TB is the leading cause of death globally from a single infectious agent – Mycobacterium tuberculosis – that typically affects the lungs, but can also infect other sites of the body. Multiple antibiotics are used to treat TB, however treatment is long (six months), and the emergence of drug-resistant bacteria is a considerable threat to global health.
Vietnam is one of the WHO High Burden Countries for TB and multi drug-resistant TB, and in 2016 there were an estimated 126,000 cases and 13,850 deaths in the South East Asian country. Co-lead Investigator of the study and a Senior Research Fellow, Dr Sarah Dunstan from the Peter Doherty Institute for Infection and Immunity (a joint venture of The University of Melbourne and The Royal Melbourne Hospital), said within the Beijing lineage they found a mutation, which likely bolsters the bacteria’s ability to spread. “Combating and managing TB spread requires new strategies to diagnose, treat and protect against emerging and evolving strains of the bacteria,” said Dr Dunstan. “Armed with an understanding of how the disease is spread in Ho Chi Minh City could allow more targeted local TB control, and this knowledge could potentially be applied to other settings given the Beijing lineage is found worldwide, predominantly in Asia.”
First author on the paper describing the study, Associate Professor Kathryn Holt from the University of Melbourne’s Bio21 Molecular Science and Biotechnology Institute, said the study shows the Beijing lineage of TB bacteria spreads more easily from person-to-person than other strains of the bacteria. “Contact tracing – looking for early signs of TB infection in people who have been in close contact with TB patients, and treating them before they can spread the disease further – is an important part of TB control, but it takes a lot of resources,” said Associate Professor Holt. “All TB patients have the potential to transmit the TB bacteria to others when they cough, but our data indicates this is more likely to result in new disease cases if the infection is caused by the Beijing lineage. So if resources are limited, it would make sense to prioritise contact tracing for Beijing lineage TB cases.”

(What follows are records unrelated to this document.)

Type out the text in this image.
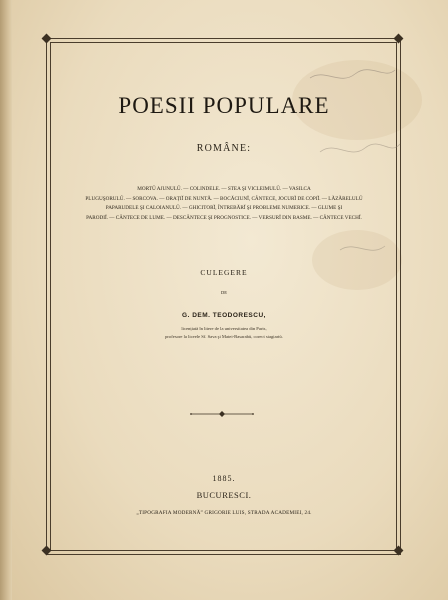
POESII POPULARE
ROMÂNE:
MORTŬ AJUNULŬ. — COLINDELE. — STEA ŞI VICLEIMULŬ. — VASILCA
PLUGUŞORULŬ. — SORCOVA. — ORAȚIĬ DE NUNTĂ. — BOCĂCIUNĬ, CÂNTECE, JOCURĬ DE COPIĬ. — LĂZĂRELULŬ
PAPARUDELE ŞI CALOIANULŬ. — GHICITORĬ, ÎNTREBĂRĬ ŞI PROBLEME NUMERICE. — GLUME ŞI
PARODIĬ. — CÂNTECE DE LUME. — DESCÂNTECE ŞI PROGNOSTICE. — VERSURĬ DIN BASME. — CÂNTECE VECHĬ.
CULEGERE
DE
G. DEM. TEODORESCU,
licențiată în litere de la universitatea din Paris,
profesore la liceele Sf. Sava şi Matei-Basarabŭ, corect stagiariŭ.
1885.
BUCURESCI.
„TIPOGRAFIA MODERNĂ” GRIGORIE LUIS, STRADA ACADEMIEI, 24.
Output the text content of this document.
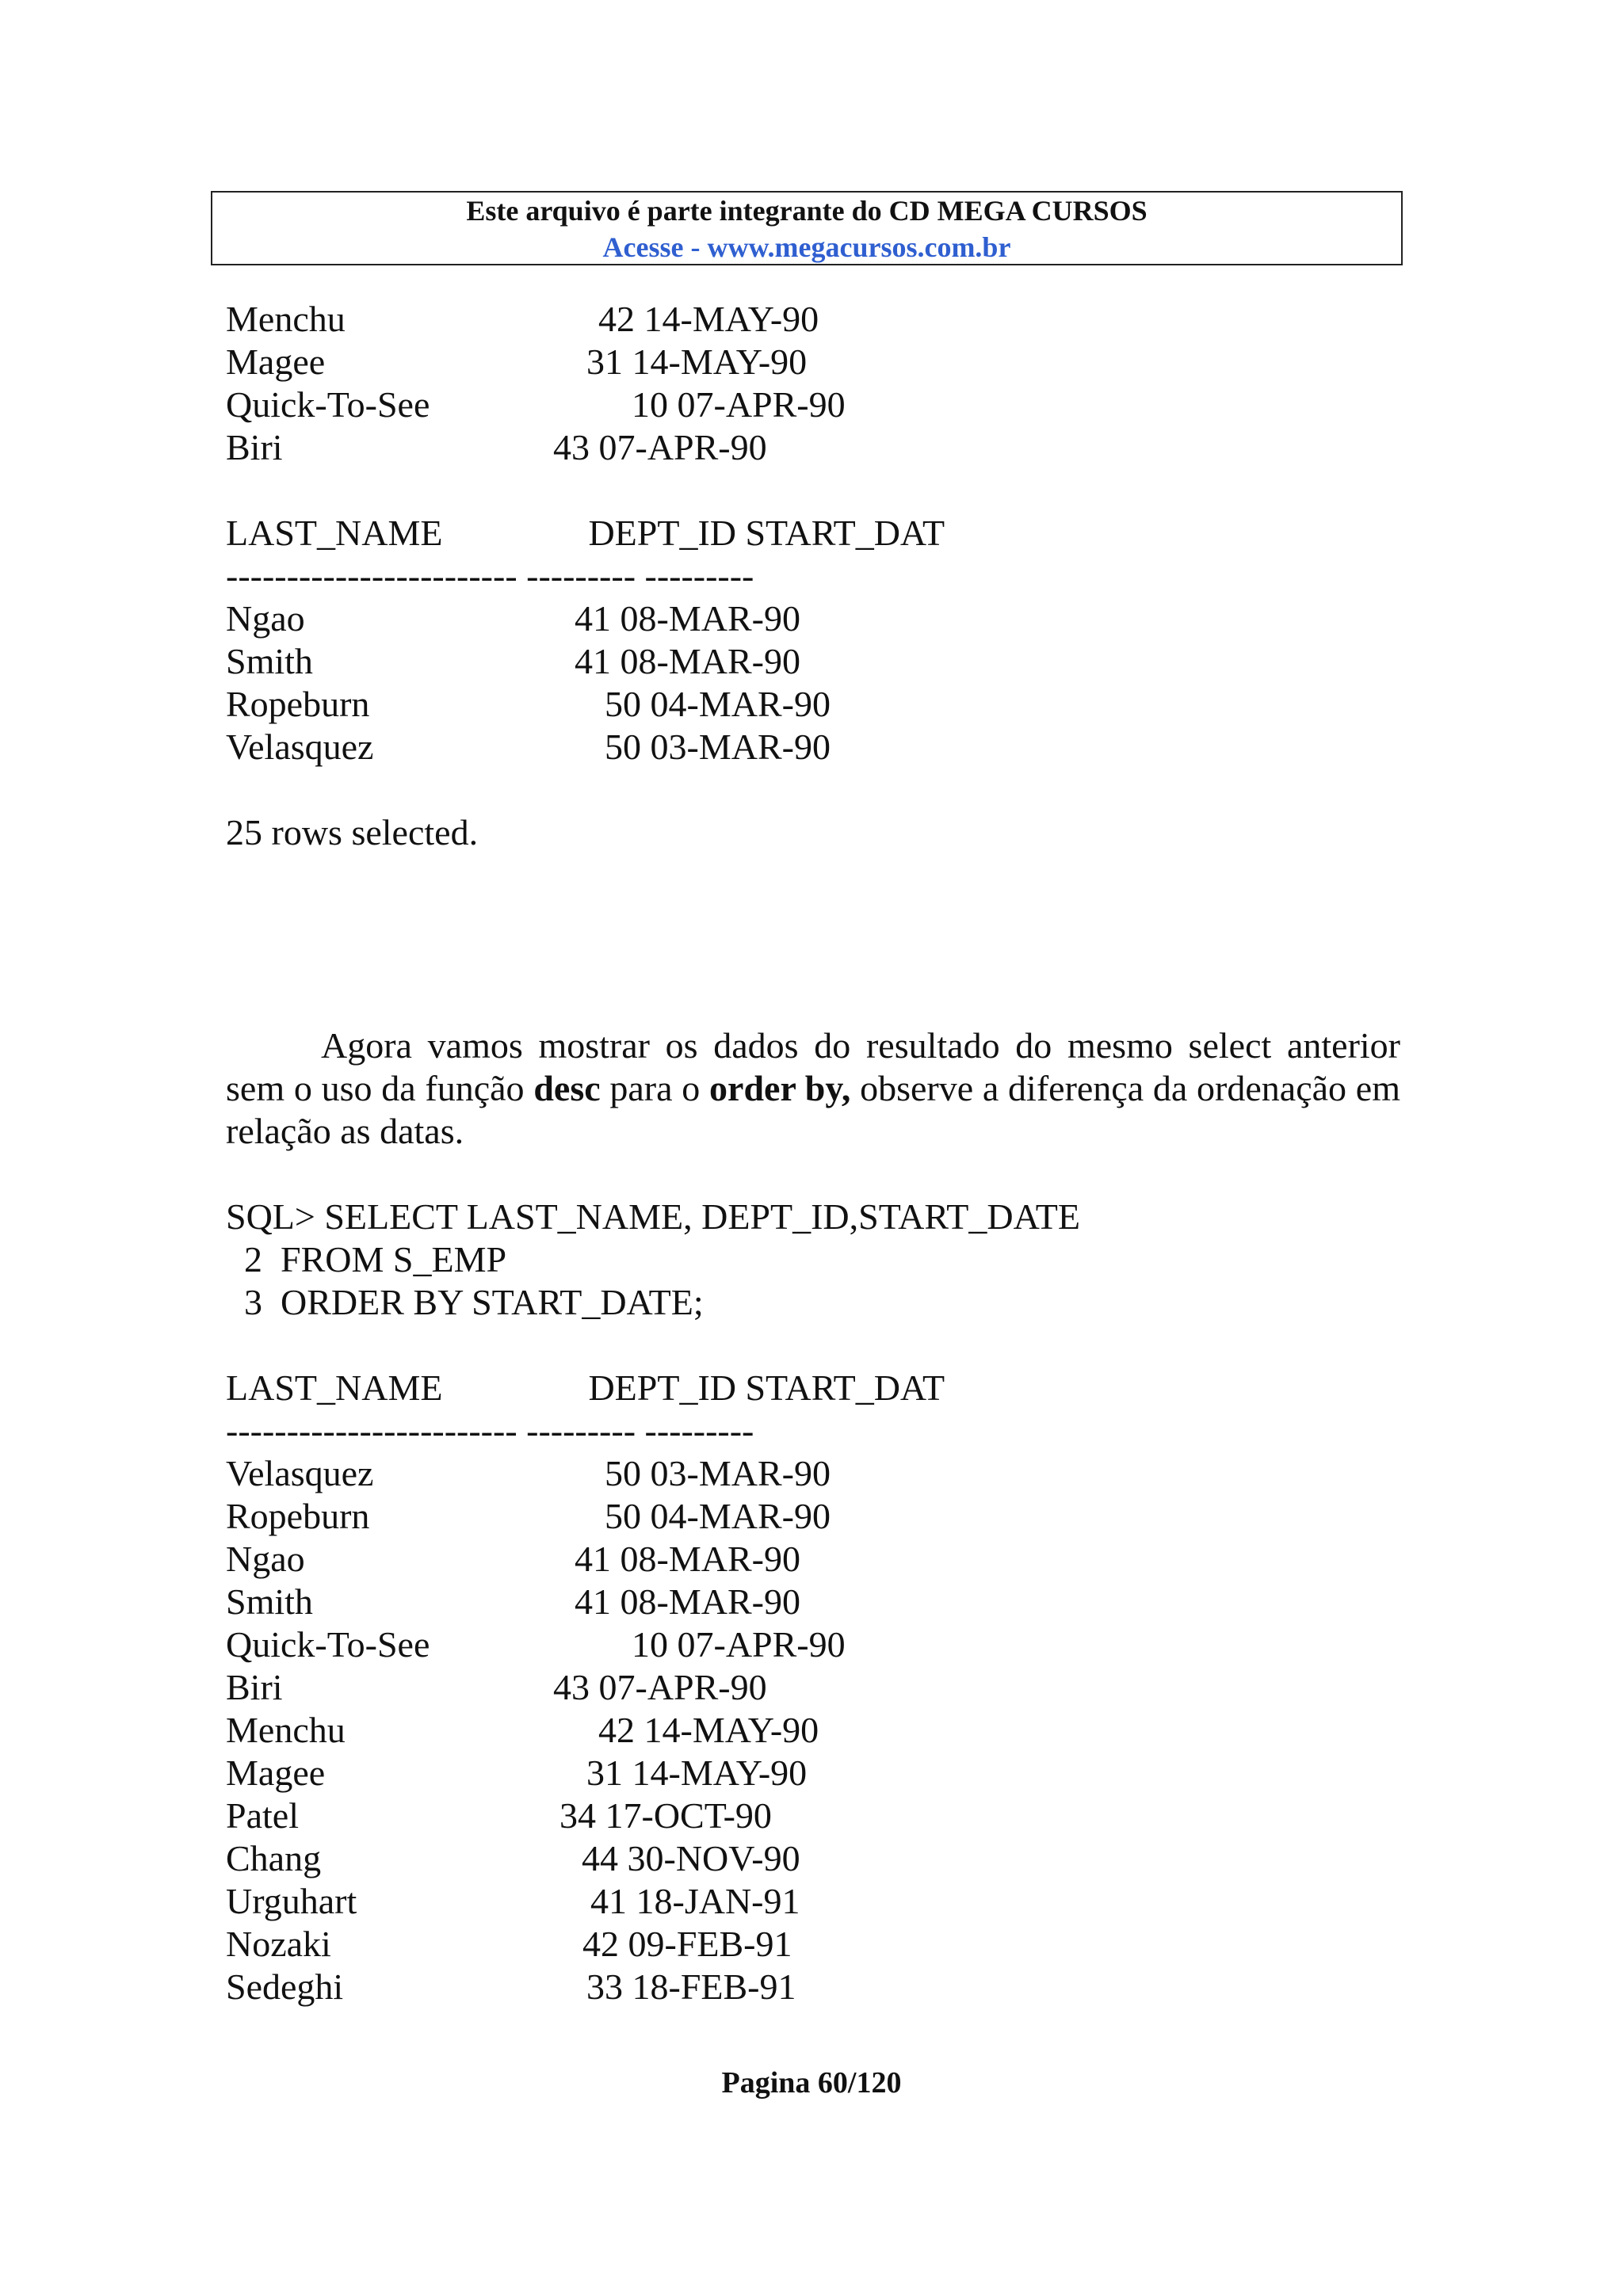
Este arquivo é parte integrante do CD MEGA CURSOS
Acesse - www.megacursos.com.br
Menchu	42 14-MAY-90
Magee	31 14-MAY-90
Quick-To-See	10 07-APR-90
Biri	43 07-APR-90
LAST_NAME                DEPT_ID START_DAT
------------------------ --------- ---------
Ngao	41 08-MAR-90
Smith	41 08-MAR-90
Ropeburn	50 04-MAR-90
Velasquez	50 03-MAR-90
25 rows selected.
Agora vamos mostrar os dados do resultado do mesmo select anterior sem o uso da função desc para o order by, observe a diferença da ordenação em relação as datas.
SQL> SELECT LAST_NAME, DEPT_ID,START_DATE
2  FROM S_EMP
3  ORDER BY START_DATE;
LAST_NAME                DEPT_ID START_DAT
------------------------ --------- ---------
Velasquez	50 03-MAR-90
Ropeburn	50 04-MAR-90
Ngao	41 08-MAR-90
Smith	41 08-MAR-90
Quick-To-See	10 07-APR-90
Biri	43 07-APR-90
Menchu	42 14-MAY-90
Magee	31 14-MAY-90
Patel	34 17-OCT-90
Chang	44 30-NOV-90
Urguhart	41 18-JAN-91
Nozaki	42 09-FEB-91
Sedeghi	33 18-FEB-91
Pagina 60/120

Co-author Dr Nguyen T. T. Thuong, head of OUCRU’s TB group in Ho Chi Minh City, comments: “TB treatment fails in many patients infected with multidrug resistant strains, which are then passed on, increasing the number of resistant cases in the community. My team in Vietnam now is running a pilot study in early diagnosis of drug resistant TB cases using whole genome sequencing. The findings from this publication can be applied concurrently to identify those carrying the easily-spread-mutation. If this test becomes a bedside diagnostic tool, it will allow not only early diagnosis of drug resistance and more precise treatment but also better management against disease transmission.”
The study was funded by the National Health and Medical Research Council in Australia, Wellcome Trust UK and A*STAR Biomedical Research Council Singapore.